Deuce mentions Upton Sinclair. We read THE JUNGLE as a history assignment my freshman year of high school. I liked it because it was gross. (Remember, I was about 14 or 15.) That is until I got to the pages long diatribe about the joys of socialism at the end. That’s when I put the book down and haven’t picked up a Sinclair book since.
“You won’t see the book Ack-Ack Macaque by Gareth L. Powell winning many awards”
It won the 2013 BSFA Award for Best Novel (split with *Ancillary Justice*, of all things).
I agree with most of your points. But I can see that you have not experienced the dubious joys of supposedly-literary over-description in today’s sf/f.

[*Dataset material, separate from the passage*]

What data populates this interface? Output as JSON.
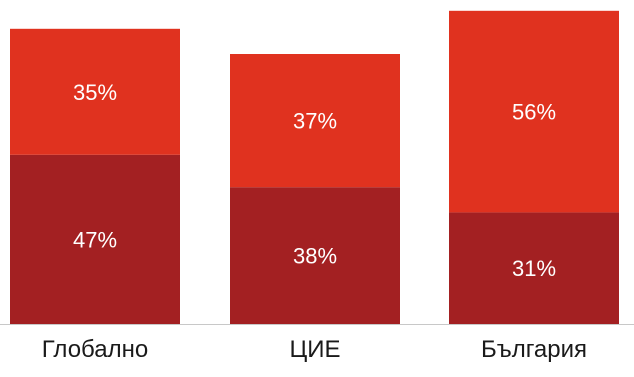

You get horrifying books where it takes fifty pages for a boy to cross a castle courtyard. You get books where everything is a simile, but the simile makes no sense. You get flashbacks in places where a flashback destroys the pacing. You get a teenage boy musing about the light off a backpack, when he should be choosing between helping his friends win the Big Game and going searching for his father instead. (When the father has been missing for years, and there is no reason he should miss the Big Game. Ugh, so much stupidity.)
The other point is that verisimilitude can be fun, if used correctly. In the classic cartoon where the wolf and the sheepdog both have to clock in, there is a lot of funny stuff about wolf versus sheepdog. But having them both dealing with “realistic” work problems at the same time is what makes the cartoon so memorable.
Obviously, the situation itself is totally unreal. So the verisimilitude just makes it more fantastic, in the end.
Certain brands of fantasy and at can benefit from that. The classic Marvel Spiderman spent his whole life cycling between mundane requirements and superhero action, and his stories were stronger for it.
But of course there is a balancing act. Spiderman brushing his teeth upside down while hanging from a web, or Superman brushing his teeth with heat vision and checking for cavities with his X-Ray vision, could be interesting and fun. But you want to keep it short and sweet.